India as a country has numerous villages in every part of the country. So many people reside in these rural areas. They have limited facilities and resources. The limitation is due to their financial income which is majorly dependent on agriculture. Startup Vanvasi Project India from Kanpur, Uttar Pradesh was working in a few of the villages from the perspective of developing a line of ultra-luxury home textile products. The founder was an architect with elaborate credentials in management science. Other founders had backgrounds in psychology and were involved in motivating and training village women in specified skills.
While trying to create fresh and energetic human resources from the bottom of the pyramid, they failed and tried. Starting from village Khurrampur which is very close to the fragrance magnet of Kannauj, the hard-working team of Vanvasi Project India which were merely the founders themselves, and some friends in the village ground trying to convince women for skill development. They failed after a few days as the religious minorities refused after skilling to improvise and better their crafts due to sociological pressures from their groups. In fact, they suddenly left the elaborate wall statement pieces in the middle which were earlier picked up with excitement and zest by them.
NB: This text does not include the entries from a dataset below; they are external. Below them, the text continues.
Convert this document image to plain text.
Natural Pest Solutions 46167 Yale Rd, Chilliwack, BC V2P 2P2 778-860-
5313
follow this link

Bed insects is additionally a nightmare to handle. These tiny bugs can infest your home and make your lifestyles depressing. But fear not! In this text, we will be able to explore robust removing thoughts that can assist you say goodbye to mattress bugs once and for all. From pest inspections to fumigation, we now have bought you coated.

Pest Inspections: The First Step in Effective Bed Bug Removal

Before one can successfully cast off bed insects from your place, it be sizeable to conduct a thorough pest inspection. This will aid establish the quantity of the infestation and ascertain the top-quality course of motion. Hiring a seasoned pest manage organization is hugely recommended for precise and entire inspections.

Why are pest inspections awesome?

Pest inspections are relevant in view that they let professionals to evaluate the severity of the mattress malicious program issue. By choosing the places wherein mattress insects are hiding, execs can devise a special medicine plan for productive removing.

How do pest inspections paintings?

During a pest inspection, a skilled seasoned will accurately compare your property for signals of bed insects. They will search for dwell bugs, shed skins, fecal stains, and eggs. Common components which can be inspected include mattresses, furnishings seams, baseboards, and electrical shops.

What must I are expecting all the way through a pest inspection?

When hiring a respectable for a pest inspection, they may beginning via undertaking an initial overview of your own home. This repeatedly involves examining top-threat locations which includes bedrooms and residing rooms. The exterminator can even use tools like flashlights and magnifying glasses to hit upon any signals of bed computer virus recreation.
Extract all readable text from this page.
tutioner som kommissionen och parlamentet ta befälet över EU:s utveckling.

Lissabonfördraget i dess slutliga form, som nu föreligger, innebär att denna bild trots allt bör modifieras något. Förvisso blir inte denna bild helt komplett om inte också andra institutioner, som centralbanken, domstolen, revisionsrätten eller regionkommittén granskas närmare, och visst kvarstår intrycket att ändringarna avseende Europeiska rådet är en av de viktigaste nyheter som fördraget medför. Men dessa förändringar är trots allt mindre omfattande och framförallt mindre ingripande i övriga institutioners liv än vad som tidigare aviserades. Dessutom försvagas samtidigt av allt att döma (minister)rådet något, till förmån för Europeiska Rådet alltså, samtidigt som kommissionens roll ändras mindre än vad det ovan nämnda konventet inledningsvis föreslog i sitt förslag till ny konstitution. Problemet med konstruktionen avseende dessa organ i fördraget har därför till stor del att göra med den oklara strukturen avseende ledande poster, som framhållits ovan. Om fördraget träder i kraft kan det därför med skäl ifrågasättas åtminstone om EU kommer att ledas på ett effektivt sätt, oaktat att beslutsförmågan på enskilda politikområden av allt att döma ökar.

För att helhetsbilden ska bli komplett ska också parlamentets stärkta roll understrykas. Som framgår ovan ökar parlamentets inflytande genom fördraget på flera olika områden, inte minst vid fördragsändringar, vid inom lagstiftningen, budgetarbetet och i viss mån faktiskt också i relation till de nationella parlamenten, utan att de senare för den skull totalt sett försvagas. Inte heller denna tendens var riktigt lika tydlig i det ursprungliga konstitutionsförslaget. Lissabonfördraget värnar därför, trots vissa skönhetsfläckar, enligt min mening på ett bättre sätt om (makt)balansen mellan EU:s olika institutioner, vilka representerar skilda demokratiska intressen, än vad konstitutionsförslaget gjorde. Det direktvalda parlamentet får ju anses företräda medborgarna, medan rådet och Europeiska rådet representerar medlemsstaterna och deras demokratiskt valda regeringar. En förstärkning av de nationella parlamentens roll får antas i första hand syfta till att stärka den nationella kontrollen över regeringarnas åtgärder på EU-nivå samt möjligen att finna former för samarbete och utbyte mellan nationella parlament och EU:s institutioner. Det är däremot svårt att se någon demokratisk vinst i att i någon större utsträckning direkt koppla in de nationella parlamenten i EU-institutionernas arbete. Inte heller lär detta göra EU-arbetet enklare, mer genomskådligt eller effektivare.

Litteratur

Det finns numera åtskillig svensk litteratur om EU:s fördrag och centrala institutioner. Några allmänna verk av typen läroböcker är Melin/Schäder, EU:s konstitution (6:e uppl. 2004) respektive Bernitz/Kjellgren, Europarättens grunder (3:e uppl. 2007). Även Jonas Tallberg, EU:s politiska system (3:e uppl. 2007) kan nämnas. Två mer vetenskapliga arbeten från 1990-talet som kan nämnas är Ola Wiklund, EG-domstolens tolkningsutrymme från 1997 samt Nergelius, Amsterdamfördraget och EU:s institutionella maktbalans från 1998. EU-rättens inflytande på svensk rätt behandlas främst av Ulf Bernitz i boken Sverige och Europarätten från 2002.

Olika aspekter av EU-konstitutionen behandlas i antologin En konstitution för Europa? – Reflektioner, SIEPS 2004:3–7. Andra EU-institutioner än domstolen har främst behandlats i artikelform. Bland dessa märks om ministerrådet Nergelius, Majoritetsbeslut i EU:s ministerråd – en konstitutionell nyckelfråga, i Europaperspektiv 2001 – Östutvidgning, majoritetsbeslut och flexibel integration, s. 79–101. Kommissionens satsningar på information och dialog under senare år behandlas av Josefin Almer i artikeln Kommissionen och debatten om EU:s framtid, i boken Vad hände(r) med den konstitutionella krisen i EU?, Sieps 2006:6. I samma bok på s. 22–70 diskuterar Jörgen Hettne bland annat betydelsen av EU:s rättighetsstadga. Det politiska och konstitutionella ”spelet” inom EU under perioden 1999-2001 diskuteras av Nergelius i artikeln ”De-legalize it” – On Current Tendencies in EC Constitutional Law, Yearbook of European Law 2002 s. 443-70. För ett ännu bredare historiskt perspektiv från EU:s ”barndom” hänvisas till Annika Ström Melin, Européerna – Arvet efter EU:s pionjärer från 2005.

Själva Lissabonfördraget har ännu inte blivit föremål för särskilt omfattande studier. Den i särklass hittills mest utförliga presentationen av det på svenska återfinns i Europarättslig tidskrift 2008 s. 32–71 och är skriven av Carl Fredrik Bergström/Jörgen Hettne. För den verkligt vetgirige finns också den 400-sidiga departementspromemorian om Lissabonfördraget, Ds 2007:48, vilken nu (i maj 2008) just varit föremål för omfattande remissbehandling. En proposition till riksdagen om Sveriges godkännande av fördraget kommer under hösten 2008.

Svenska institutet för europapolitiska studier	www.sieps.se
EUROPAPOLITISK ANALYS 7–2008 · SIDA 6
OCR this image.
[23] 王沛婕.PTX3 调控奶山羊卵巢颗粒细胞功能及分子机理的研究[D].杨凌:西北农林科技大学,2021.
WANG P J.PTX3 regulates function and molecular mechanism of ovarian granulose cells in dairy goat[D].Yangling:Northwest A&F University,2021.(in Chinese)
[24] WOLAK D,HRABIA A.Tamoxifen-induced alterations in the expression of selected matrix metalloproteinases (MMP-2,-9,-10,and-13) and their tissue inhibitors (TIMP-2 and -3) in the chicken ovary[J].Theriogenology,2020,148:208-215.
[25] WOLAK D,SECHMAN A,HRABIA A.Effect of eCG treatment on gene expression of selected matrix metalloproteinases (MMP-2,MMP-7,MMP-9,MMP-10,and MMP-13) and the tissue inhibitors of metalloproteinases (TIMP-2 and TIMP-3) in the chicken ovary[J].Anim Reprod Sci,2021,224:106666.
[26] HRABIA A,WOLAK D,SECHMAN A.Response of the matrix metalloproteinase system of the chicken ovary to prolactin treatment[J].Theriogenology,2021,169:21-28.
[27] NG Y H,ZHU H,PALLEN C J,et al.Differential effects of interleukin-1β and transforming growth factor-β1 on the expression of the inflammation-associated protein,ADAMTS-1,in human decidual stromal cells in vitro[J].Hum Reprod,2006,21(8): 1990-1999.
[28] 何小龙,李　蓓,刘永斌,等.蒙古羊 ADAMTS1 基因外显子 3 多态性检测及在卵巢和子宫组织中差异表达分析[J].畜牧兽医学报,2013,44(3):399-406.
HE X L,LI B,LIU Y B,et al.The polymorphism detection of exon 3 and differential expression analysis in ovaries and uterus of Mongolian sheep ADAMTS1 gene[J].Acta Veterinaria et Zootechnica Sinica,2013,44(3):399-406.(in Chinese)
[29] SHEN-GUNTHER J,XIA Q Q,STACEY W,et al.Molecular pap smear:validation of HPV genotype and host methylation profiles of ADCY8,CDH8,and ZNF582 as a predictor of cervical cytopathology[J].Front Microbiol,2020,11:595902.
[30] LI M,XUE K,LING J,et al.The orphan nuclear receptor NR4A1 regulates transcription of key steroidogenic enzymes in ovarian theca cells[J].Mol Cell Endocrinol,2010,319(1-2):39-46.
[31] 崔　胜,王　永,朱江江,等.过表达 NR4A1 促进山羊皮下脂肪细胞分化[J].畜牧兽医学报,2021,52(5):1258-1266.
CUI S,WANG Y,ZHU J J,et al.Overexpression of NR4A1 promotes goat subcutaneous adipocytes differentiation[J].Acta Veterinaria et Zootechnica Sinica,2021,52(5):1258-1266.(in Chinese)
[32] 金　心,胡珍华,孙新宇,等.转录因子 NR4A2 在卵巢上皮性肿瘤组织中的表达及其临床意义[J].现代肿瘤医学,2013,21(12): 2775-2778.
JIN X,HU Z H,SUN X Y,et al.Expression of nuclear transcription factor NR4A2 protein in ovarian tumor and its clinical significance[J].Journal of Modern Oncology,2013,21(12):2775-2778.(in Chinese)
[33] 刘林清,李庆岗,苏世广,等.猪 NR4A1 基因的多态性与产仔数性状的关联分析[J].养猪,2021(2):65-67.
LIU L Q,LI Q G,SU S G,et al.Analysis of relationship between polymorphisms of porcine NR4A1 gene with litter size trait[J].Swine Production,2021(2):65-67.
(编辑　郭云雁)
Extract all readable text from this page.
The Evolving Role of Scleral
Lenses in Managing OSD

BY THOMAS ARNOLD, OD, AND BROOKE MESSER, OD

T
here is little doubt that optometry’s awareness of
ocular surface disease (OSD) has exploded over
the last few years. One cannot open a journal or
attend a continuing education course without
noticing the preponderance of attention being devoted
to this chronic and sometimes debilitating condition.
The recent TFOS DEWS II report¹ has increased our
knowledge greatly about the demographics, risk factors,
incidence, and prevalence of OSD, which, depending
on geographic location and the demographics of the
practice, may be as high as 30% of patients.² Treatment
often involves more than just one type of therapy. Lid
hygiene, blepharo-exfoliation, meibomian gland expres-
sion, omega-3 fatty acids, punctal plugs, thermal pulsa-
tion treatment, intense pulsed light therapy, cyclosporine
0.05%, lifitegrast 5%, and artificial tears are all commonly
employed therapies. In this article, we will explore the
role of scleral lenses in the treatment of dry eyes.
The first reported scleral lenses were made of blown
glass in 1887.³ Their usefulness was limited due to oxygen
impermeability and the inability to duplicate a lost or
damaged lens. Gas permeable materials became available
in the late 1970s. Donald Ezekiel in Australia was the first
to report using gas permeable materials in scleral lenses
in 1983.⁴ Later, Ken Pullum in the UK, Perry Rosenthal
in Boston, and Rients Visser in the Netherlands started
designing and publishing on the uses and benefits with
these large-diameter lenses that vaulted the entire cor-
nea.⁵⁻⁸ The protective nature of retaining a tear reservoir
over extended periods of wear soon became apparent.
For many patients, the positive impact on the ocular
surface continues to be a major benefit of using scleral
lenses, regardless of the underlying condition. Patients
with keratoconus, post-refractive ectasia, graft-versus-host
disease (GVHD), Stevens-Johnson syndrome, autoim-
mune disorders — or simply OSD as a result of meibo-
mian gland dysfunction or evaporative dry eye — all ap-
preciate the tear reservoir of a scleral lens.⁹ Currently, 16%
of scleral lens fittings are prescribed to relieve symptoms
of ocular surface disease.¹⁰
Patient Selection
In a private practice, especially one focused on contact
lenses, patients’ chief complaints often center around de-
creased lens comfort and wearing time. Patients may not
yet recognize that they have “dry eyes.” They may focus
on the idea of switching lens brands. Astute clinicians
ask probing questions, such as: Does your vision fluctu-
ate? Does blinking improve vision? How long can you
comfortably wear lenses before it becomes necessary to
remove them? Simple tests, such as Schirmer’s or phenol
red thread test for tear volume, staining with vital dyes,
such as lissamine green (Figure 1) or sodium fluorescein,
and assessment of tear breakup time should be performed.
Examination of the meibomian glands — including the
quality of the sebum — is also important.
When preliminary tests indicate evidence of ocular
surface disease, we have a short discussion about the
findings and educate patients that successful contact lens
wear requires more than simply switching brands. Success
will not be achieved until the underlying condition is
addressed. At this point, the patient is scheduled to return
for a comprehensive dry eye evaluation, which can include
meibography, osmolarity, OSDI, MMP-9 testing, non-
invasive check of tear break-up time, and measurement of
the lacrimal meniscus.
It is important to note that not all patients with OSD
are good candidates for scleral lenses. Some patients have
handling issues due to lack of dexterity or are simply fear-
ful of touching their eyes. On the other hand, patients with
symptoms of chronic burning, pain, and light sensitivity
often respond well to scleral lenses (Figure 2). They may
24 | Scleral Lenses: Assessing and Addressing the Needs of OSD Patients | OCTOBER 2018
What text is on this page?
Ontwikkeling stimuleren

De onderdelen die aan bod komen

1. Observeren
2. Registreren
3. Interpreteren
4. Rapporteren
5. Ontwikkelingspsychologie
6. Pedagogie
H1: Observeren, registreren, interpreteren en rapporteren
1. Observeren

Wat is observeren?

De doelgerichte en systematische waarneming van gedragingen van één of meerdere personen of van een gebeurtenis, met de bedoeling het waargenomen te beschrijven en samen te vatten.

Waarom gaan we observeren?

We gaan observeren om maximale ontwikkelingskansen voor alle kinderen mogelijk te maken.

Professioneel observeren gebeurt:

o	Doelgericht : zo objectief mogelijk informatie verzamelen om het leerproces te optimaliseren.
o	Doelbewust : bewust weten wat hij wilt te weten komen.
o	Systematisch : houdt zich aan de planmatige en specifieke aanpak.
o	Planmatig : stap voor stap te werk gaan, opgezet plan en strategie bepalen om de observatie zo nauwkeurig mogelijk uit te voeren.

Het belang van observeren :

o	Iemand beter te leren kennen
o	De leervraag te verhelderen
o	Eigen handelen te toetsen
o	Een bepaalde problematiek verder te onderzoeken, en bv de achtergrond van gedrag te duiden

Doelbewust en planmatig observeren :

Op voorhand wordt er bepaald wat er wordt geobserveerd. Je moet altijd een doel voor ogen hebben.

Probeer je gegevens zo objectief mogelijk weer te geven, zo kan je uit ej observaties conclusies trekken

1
After returning to the city and formulating new ways to motivate uneducated rural women who had their own minds and thought processes, the team started greeting and meeting new sets of younger and older women together around their homes in different villages. This time, it was village Dharamshala where three young unmarried women volunteered to learn new skills and ways of making and designing a rare product of art. The older ones watched carefully. They neither said yes or no. The team was paying for training for their attraction and concentration. The younger candidates picked up the skill taught by the founders themselves within three weeks. This sign showed hope in the crafting of impulse products.
Gradually, the villages of Aroul saw the women getting better at their craft through communication with their relatives. This led to the starting of in-house meetings that led to small groups which volunteered to learn and take smaller batch assignments. Team Vanvasi spent six to seven months fine-tuning the communication between the quality expected by the founders and what village women were delivering manually. It was the toughest phase where any difficulty or reworking on a product indicated a good reason for the village woman to get back to her normal routine. The development of teams started with internal competition inside as well as outside the villages. Vanvasi Project India learned with time about the intricacies of human resource management in rural areas. Vanvasi’s business model was rooted in taking all the raw materials like Khadi textiles and high-quality silk threads to village homes itself. Rural Women were supposed to work without stepping out of their homes. After the next five months, team Vanvasi realised the power was inside the relationships and friendliness of the village women with each other.
Rishabh Sachan, co-founder, says, it was not very obvious. We did not assume this. He says, “I realised something called the concept of autopoiesis. It was taught to me by Saral Mukherjee at IIMA. I didn’t absorb the practical side of it in the class apart from observing its strange spelling! It’s connected to systems having souls. I could feel it but still couldn’t see it in front of my eyes, it was worrisome.”
In Hardoi, different villages work on the same concepts developing a system. Badhaiya Kheda and others are developing teams where synergy can be attained. The conception of One Village One Team took its genesis from understanding the minute energies that drift the winds in the right direction. Productive output is helpful but it should be sustainable. Synergy is not automatic; it has to be attained.
The happiness, motivation to outperform other women in the village, play with coloured threads, and creative freedom inside a group of some women start developing an emotional bond which with time translates into “synergy”.
This synergy is absent in self-help groups which are just present on paper or in other words are just a mere collection of parts. This member or part of SHG don’t have a sustaining bond or something that binds them toward a common goal. While a friendly team of like-minded candidates is much more useful to develop together and earn together.
If every village in India has a living team who is consistent and trusted with an autopoietic nature, the transformation will happen sooner than realised. Vanvasi Project India has developed teams across the villages they are working on defining a new term – One Village One Team ( 1 village 1 team – OVOT ) in the form of an exclusive trademark for the special process designed and succeeded by the Vanvasi team with different experimentation at the ground level in Indian villages.